Overall, 78% of participants reached a viral load below 400 copies/ml by day 11, or at least a 0.7 log drop in HIV RNA (average decrease 1.45 log). But response differed substantially based on type of pre-existing resistance. Just 33% of patients with Q148 plus secondary mutations achieved viral suppression (mean decrease 0.72 log) compared with all participants who had N155 and Y143 mutations (mean decrease 1.82 log).
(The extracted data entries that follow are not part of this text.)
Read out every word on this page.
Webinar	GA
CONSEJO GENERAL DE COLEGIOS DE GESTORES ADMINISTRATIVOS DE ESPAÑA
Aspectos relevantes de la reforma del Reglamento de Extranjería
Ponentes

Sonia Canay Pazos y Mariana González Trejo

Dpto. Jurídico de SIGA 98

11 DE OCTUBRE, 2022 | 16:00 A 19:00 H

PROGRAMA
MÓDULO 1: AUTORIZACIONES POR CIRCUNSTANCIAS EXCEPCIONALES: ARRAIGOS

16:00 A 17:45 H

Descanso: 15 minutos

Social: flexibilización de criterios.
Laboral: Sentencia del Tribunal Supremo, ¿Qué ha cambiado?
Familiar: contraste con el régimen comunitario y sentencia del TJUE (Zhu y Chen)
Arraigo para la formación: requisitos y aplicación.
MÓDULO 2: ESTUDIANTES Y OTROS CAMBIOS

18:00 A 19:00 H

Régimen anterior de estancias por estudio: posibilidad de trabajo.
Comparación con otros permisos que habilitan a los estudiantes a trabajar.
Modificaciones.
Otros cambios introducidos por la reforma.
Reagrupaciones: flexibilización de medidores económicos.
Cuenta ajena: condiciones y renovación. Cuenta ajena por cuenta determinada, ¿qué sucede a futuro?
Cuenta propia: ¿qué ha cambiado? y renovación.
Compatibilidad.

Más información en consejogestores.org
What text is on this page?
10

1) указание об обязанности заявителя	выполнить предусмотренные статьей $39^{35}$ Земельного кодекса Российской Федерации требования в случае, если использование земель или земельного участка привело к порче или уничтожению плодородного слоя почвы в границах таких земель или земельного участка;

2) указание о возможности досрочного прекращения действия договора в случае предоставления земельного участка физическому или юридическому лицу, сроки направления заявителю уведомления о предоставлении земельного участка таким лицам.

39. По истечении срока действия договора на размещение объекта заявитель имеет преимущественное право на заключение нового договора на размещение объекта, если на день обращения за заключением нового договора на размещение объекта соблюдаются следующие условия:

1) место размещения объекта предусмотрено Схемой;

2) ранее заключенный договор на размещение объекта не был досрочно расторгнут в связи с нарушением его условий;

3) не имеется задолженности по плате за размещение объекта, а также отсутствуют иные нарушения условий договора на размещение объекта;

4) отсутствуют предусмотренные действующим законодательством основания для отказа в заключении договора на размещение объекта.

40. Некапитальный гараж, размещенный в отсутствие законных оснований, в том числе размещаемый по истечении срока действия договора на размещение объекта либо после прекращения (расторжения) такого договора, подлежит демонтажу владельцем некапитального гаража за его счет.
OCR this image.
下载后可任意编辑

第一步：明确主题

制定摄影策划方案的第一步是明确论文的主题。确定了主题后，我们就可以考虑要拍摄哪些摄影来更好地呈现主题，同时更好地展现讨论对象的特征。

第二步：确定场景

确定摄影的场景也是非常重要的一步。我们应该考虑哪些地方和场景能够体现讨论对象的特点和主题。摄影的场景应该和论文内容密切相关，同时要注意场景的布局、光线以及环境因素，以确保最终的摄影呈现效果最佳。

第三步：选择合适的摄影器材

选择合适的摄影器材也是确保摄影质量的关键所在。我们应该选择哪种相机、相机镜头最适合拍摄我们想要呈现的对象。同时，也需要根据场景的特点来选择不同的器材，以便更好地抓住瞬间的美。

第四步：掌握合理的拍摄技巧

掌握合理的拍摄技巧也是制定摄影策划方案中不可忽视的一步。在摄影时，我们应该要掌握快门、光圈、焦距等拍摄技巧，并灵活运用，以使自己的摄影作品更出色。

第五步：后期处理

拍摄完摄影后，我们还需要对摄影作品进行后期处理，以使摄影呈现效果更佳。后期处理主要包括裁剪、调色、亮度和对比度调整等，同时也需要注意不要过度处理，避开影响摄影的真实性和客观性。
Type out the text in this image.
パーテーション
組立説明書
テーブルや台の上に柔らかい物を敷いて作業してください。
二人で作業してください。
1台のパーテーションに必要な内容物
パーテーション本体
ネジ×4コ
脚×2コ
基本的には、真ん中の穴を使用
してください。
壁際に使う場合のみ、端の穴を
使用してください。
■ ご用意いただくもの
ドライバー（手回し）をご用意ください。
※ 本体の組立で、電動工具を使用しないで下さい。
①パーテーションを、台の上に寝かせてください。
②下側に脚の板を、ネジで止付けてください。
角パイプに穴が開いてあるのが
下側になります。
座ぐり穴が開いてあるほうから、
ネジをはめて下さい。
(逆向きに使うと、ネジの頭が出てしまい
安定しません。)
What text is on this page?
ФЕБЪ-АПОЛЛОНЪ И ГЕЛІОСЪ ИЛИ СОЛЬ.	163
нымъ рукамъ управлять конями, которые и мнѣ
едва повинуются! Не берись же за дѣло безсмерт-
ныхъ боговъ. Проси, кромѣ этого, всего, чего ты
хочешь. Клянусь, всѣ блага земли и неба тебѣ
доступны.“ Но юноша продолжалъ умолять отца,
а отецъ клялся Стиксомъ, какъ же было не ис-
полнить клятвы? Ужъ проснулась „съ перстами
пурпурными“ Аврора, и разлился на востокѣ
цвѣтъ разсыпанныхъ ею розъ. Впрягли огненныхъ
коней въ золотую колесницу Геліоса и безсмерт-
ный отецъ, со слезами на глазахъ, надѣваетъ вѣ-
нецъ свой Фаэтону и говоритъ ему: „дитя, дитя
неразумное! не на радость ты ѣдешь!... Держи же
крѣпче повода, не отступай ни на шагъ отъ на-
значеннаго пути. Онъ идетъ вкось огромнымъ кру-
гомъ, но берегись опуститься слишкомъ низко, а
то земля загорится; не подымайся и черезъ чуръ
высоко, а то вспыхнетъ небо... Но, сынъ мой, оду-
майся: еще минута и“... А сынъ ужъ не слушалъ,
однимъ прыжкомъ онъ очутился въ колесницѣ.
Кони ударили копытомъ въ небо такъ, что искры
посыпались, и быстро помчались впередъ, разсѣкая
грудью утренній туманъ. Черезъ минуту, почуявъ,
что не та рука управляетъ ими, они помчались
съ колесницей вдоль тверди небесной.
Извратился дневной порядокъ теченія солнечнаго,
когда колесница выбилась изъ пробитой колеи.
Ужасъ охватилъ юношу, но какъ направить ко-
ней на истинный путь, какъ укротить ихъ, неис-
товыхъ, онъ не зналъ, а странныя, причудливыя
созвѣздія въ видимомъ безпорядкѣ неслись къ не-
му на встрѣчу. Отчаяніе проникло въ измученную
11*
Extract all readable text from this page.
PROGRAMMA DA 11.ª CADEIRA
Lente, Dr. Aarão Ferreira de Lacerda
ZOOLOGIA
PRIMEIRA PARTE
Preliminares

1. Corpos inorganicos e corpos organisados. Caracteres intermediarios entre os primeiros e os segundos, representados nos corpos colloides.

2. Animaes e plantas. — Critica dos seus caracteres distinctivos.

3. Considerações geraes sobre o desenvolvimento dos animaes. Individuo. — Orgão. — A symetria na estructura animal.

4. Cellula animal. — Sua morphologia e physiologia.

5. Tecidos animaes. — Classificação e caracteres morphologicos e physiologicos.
Again, GSK-572 was generally well-tolerated with no serious drug-related side-effects. Participants developed few new integrase resistance mutations and had only minimal changes in susceptibility to GSK-572 at the end of the functional monotherapy phase, indicating a high genetic barrier to resistance.
The researchers concluded that there was a "strong correlation" between viral load decline and baseline changes in susceptibility to GSK-572. These findings suggest that pre-treatment testing for mutations might show which individuals are most likely to benefit from the new drug.
Arribas J et al. Once-daily S/GSK1349572 as part of combination therapy in antiretroviral naïve adults: rapid and potent antiviral responses in the interim 16-week analysis from SPRING-1 (ING112276). Eighteenth International AIDS Conference, Vienna, abstract THLBB205, 2010.
Eron J et al. Activity of a next generation integrase inhibitor (INI), S/GSK1349572, in subjects with HIV exhibiting raltegravir resistance: initial results of VIKING study (ING112961). Eighteenth International AIDS Conference, Vienna, abstract MOAB0105, 2010.